A Candy-Colored Residence

The housing complex comprises nine units of different shapes

An apartment complex on the outskirts of Tokyo doubles as a work of art, stimulating the senses of its residents, short-stay visitors and local people alike.

The Reversible Destiny Lofts Mitaka

In Mitaka City, a quiet residential area in the suburbs of Tokyo, stands a colorful and rather peculiar-looking building. Called “The Reversible Destiny Lofts Mitaka (In Memory of Helen Keller),” the building was jointly designed by Arakawa Shusaku (1936–2010) and his partner Madeline Gins (1941–2014), artists and architects who were active internationally from the 1960s into the early 2000s.

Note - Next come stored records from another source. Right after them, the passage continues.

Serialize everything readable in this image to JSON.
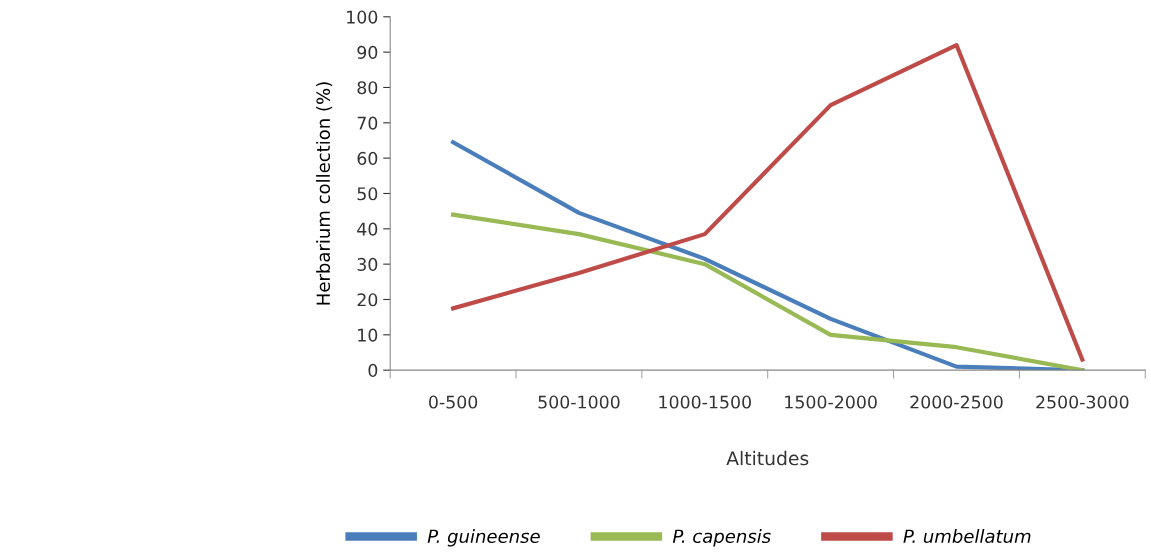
{
  "chart_data": {
    "type": "line",
    "xlabel": "Altitudes",
    "ylabel": "Herbarium collection (%)",
    "categories": [
      "0-500",
      "500-1000",
      "1000-1500",
      "1500-2000",
      "2000-2500",
      "2500-3000"
    ],
    "series": [
      {
        "name": "P. guineense",
        "color": "#4a7ebb",
        "values": [
          64.5,
          44.5,
          31.5,
          14.5,
          1,
          0
        ]
      },
      {
        "name": "P. capensis",
        "color": "#98b954",
        "values": [
          44,
          38.5,
          30,
          10,
          6.5,
          0
        ]
      },
      {
        "name": "P. umbellatum",
        "color": "#be4b48",
        "values": [
          17.5,
          27.5,
          38.5,
          75,
          92,
          3
        ]
      }
    ],
    "ylim": [
      0,
      100
    ],
    "yticks": [
      0,
      10,
      20,
      30,
      40,
      50,
      60,
      70,
      80,
      90,
      100
    ],
    "grid": false,
    "legend": "bottom",
    "marker": "none",
    "line_style": "solid"
  }
}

Interior of a short-stay loft

Completed in 2005, the building is based on Arakawa and Gins’ hallmark concept of “reversible destiny.” As such, it is designed “not to die,” by continually stimulating those who live in or visit it. The design was inspired by Helen Keller, a deaf-blind person revered by the artists for the kind of “reversible destiny” she achieved through her way of life.

The complex comprises nine units in three shapes: spherical, cylindrical and cubic. Conventional steel beams were not used anywhere in the construction, except for the lofts’ connecting hallways and stairs. The exterior is painted in fourteen vivid hues. The interior, too, is an organized riot of color.

Children play on a bumpy floor

Matsuda Takeyoshi, Manager of The Reversible Destiny Lofts Mitaka, says, “Locals and taxi drivers call this the ‘colorful house,’ and it has become a landmark.”

The Reversible Destiny Lofts Mitaka is a work of functional art intended to activate the senses through colors and shapes. Although the color scheme of the interior appears at first glance to be chaotic, in fact it was designed so that at least six different colors are visible at once. The effect is oddly relaxing. Matsuda explains, “Just as in nature, which is teeming with a limitless number of colors, when six or more colors enter our field of vision, we unconsciously recognize them as color as a whole and not as individual colors.”

Six or more colors are visible at any one time

It is not just through the eyes that the building stimulates the senses. Among the unusual interior features are the bumpy floors, which softly force users to be continually aware of their own feet when walking.

Five of the nine lofts are rented as homes, while the others can be rented for a short stay of a minimum four days. Guided tours can also be arranged.

Colorfully painted hallways and stairs

For Arakawa and Gins, the artwork that is Reversible Destiny Lofts “can only be completed once people live in it.” Inspiring by this idea, every year, around 1,000 people from Japan and around the world visit the lofts.